This is a repo for the paper "Predicting the Emergence of Induction Heads in Language Model Pretraining"
$ conda create -n env-name python=3.9
$ conda activate env-name
$ pip install -r requirements.txt
this-repo/
│ README.md
│ .gitignore
│
├─ src/
│ ├─ data/ # code for data generation
│ │ ├─ generate_data.py # main data generation code
│ │ └─ .../
│ │
│ ├─ models/ # model classes
│ ├─ training/ # training loops, trainer classes, etc.

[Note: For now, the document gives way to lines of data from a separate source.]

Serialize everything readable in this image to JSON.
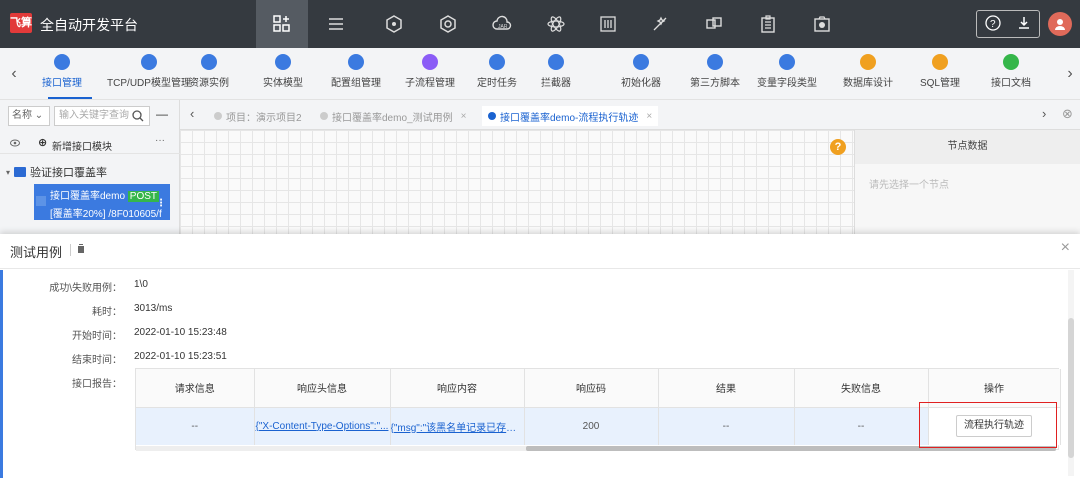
{
  "app": {
    "logo_text": "飞算",
    "title": "全自动开发平台"
  },
  "top_icons": [
    "grid-add-icon",
    "list-icon",
    "hexagon-icon",
    "hexagon-gear-icon",
    "jar-cloud-icon",
    "atom-icon",
    "sliders-icon",
    "magic-wand-icon",
    "link-icon",
    "clipboard-icon",
    "camera-box-icon"
  ],
  "toolbar": {
    "items": [
      {
        "label": "接口管理",
        "color": "#3b7ae0"
      },
      {
        "label": "TCP/UDP模型管理",
        "color": "#3b7ae0"
      },
      {
        "label": "资源实例",
        "color": "#3b7ae0"
      },
      {
        "label": "实体模型",
        "color": "#3b7ae0"
      },
      {
        "label": "配置组管理",
        "color": "#3b7ae0"
      },
      {
        "label": "子流程管理",
        "color": "#8b5cf6"
      },
      {
        "label": "定时任务",
        "color": "#3b7ae0"
      },
      {
        "label": "拦截器",
        "color": "#3b7ae0"
      },
      {
        "label": "初始化器",
        "color": "#3b7ae0"
      },
      {
        "label": "第三方脚本",
        "color": "#3b7ae0"
      },
      {
        "label": "变量字段类型",
        "color": "#3b7ae0"
      },
      {
        "label": "数据库设计",
        "color": "#f0a020"
      },
      {
        "label": "SQL管理",
        "color": "#f0a020"
      },
      {
        "label": "接口文档",
        "color": "#35b64a"
      }
    ]
  },
  "left_panel": {
    "select_label": "名称",
    "search_placeholder": "输入关键字查询",
    "new_module": "新增接口模块",
    "folder": "验证接口覆盖率",
    "api_name": "接口覆盖率demo",
    "api_method": "POST",
    "api_path": "[覆盖率20%] /8F010605/f"
  },
  "tabs": [
    {
      "label": "项目：演示项目2"
    },
    {
      "label": "接口覆盖率demo_测试用例"
    },
    {
      "label": "接口覆盖率demo-流程执行轨迹"
    }
  ],
  "node_panel": {
    "title": "节点数据",
    "empty": "请先选择一个节点"
  },
  "dialog": {
    "title": "测试用例",
    "fields": [
      {
        "key": "成功\\失败用例：",
        "value": "1\\0"
      },
      {
        "key": "耗时：",
        "value": "3013/ms"
      },
      {
        "key": "开始时间：",
        "value": "2022-01-10 15:23:48"
      },
      {
        "key": "结束时间：",
        "value": "2022-01-10 15:23:51"
      },
      {
        "key": "接口报告：",
        "value": ""
      }
    ],
    "report": {
      "headers": [
        "请求信息",
        "响应头信息",
        "响应内容",
        "响应码",
        "结果",
        "失败信息",
        "操作"
      ],
      "row": {
        "request": "--",
        "headers": "{\"X-Content-Type-Options\":\"...",
        "content": "{\"msg\":\"该黑名单记录已存在...",
        "code": "200",
        "result": "--",
        "fail": "--",
        "action": "流程执行轨迹"
      }
    }
  }
}
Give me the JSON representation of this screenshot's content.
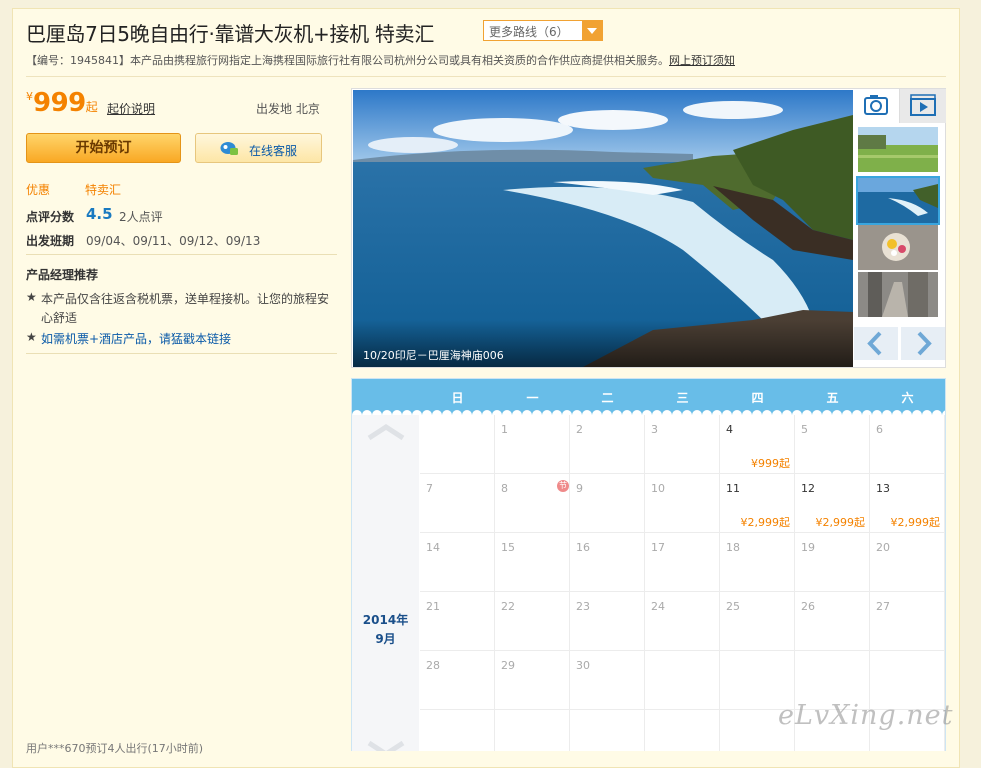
{
  "header": {
    "title": "巴厘岛7日5晚自由行·靠谱大灰机+接机 特卖汇",
    "more_routes": "更多路线（6）",
    "subtitle": "【编号：1945841】本产品由携程旅行网指定上海携程国际旅行社有限公司杭州分公司或具有相关资质的合作供应商提供相关服务。",
    "subtitle_link": "网上预订须知"
  },
  "price": {
    "currency": "¥",
    "amount": "999",
    "suffix": "起",
    "note": "起价说明",
    "origin": "出发地 北京"
  },
  "buttons": {
    "book": "开始预订",
    "service": "在线客服"
  },
  "info": {
    "discount_label": "优惠",
    "discount_value": "特卖汇",
    "score_label": "点评分数",
    "score_value": "4.5",
    "score_count": "2人点评",
    "departure_label": "出发班期",
    "departure_value": "09/04、09/11、09/12、09/13"
  },
  "recommend": {
    "title": "产品经理推荐",
    "star": "★",
    "items": [
      "本产品仅含往返含税机票，送单程接机。让您的旅程安心舒适",
      "如需机票+酒店产品，请猛戳本链接"
    ]
  },
  "bottom_tip": "用户***670预订4人出行(17小时前)",
  "gallery": {
    "caption": "10/20印尼－巴厘海神庙006"
  },
  "calendar": {
    "weekdays": [
      "日",
      "一",
      "二",
      "三",
      "四",
      "五",
      "六"
    ],
    "year": "2014年",
    "month": "9月",
    "holiday_mark": "节",
    "days": [
      {
        "d": "1",
        "p": ""
      },
      {
        "d": "2",
        "p": ""
      },
      {
        "d": "3",
        "p": ""
      },
      {
        "d": "4",
        "p": "¥999起",
        "a": true
      },
      {
        "d": "5",
        "p": ""
      },
      {
        "d": "6",
        "p": ""
      },
      {
        "d": "7",
        "p": ""
      },
      {
        "d": "8",
        "p": ""
      },
      {
        "d": "9",
        "p": ""
      },
      {
        "d": "10",
        "p": ""
      },
      {
        "d": "11",
        "p": "¥2,999起",
        "a": true
      },
      {
        "d": "12",
        "p": "¥2,999起",
        "a": true
      },
      {
        "d": "13",
        "p": "¥2,999起",
        "a": true
      },
      {
        "d": "14",
        "p": ""
      },
      {
        "d": "15",
        "p": ""
      },
      {
        "d": "16",
        "p": ""
      },
      {
        "d": "17",
        "p": ""
      },
      {
        "d": "18",
        "p": ""
      },
      {
        "d": "19",
        "p": ""
      },
      {
        "d": "20",
        "p": ""
      },
      {
        "d": "21",
        "p": ""
      },
      {
        "d": "22",
        "p": ""
      },
      {
        "d": "23",
        "p": ""
      },
      {
        "d": "24",
        "p": ""
      },
      {
        "d": "25",
        "p": ""
      },
      {
        "d": "26",
        "p": ""
      },
      {
        "d": "27",
        "p": ""
      },
      {
        "d": "28",
        "p": ""
      },
      {
        "d": "29",
        "p": ""
      },
      {
        "d": "30",
        "p": ""
      }
    ]
  },
  "watermark": "eLvXing.net"
}
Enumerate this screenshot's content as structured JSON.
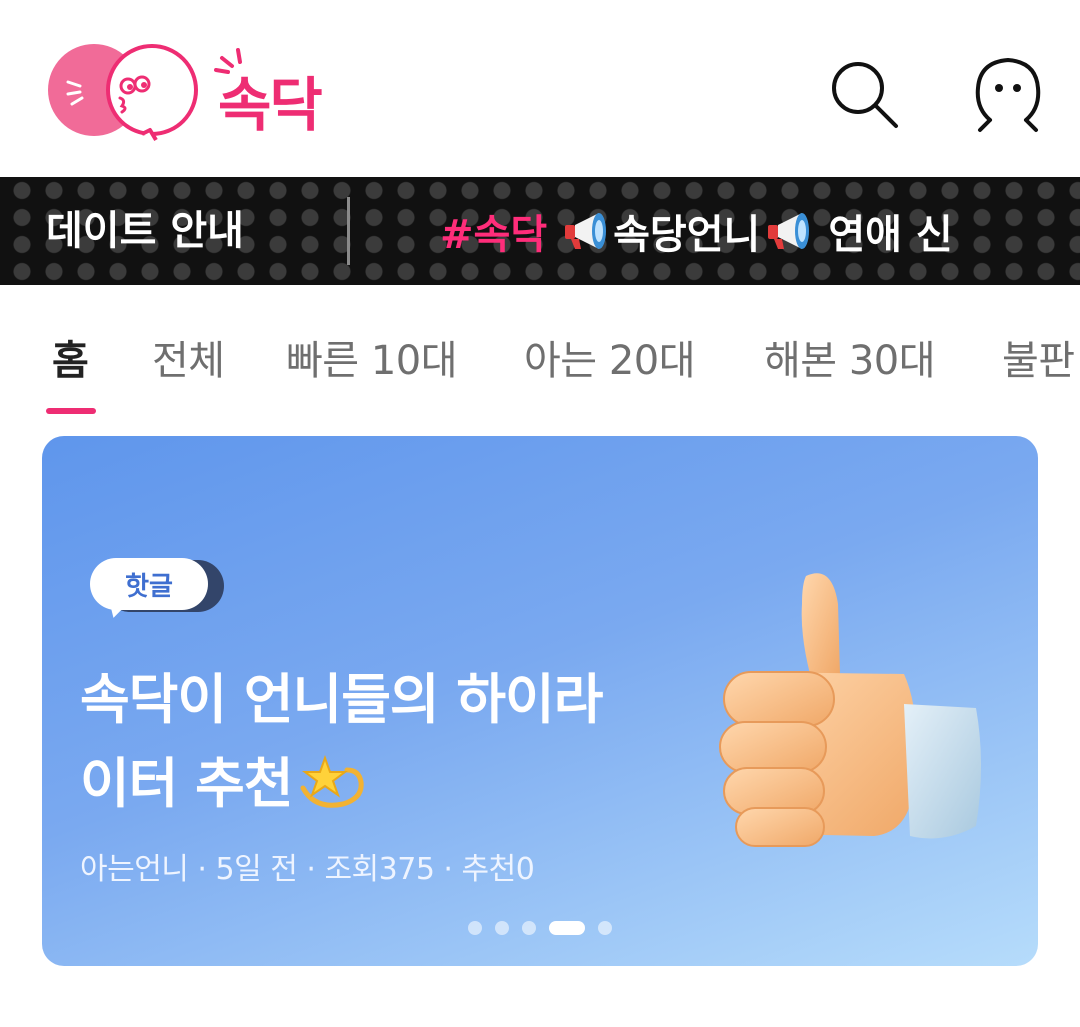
{
  "header": {
    "logo_text": "속닥",
    "search_icon": "search-icon",
    "profile_icon": "profile-icon"
  },
  "notice": {
    "label": "데이트 안내",
    "ticker_tag": "#속닥",
    "ticker_items": [
      "속당언니",
      "연애 신"
    ],
    "ticker_icon": "megaphone-icon"
  },
  "tabs": [
    {
      "label": "홈",
      "active": true
    },
    {
      "label": "전체"
    },
    {
      "label": "빠른 10대"
    },
    {
      "label": "아는 20대"
    },
    {
      "label": "해본 30대"
    },
    {
      "label": "불판"
    }
  ],
  "banner": {
    "badge": "핫글",
    "title_line1": "속닥이 언니들의 하이라",
    "title_line2": "이터 추천",
    "meta": "아는언니 · 5일 전 · 조회375 · 추천0",
    "slide_count": 5,
    "active_slide": 4
  },
  "colors": {
    "brand_pink": "#ee2d73",
    "notice_bg": "#111111",
    "banner_blue": "#6a9ff0",
    "tab_active": "#222222",
    "tab_inactive": "#6f6f6f"
  }
}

│ ├─ evaluation/ # metrics, analysis utilities
│ └─ utils.py
│
├─ notebooks/
│ └─ figures.ipynb # all figures in the paper can be generated here
│
├─ scripts/ # .sh scripts
│ ├─ data.sh
│ ├─ train.sh
│ └─ evaluate.sh
│
├─ models/ # all pytorch models
│ └─ model-name
│ └─ checkpoint-xxx/
│
└─ data/ # data for pretraining, evaluation
├─ configs/ # .json configs for training
└─ .../ # all other result files
See scripts/data.sh for how to train a model.
See scripts/train.sh for how to train a model.
See scripts/eval.sh for how to evaluate a trained LM on prefix-matching score, logit attribution, associative recall (accuracy), and associative recall (mean rank).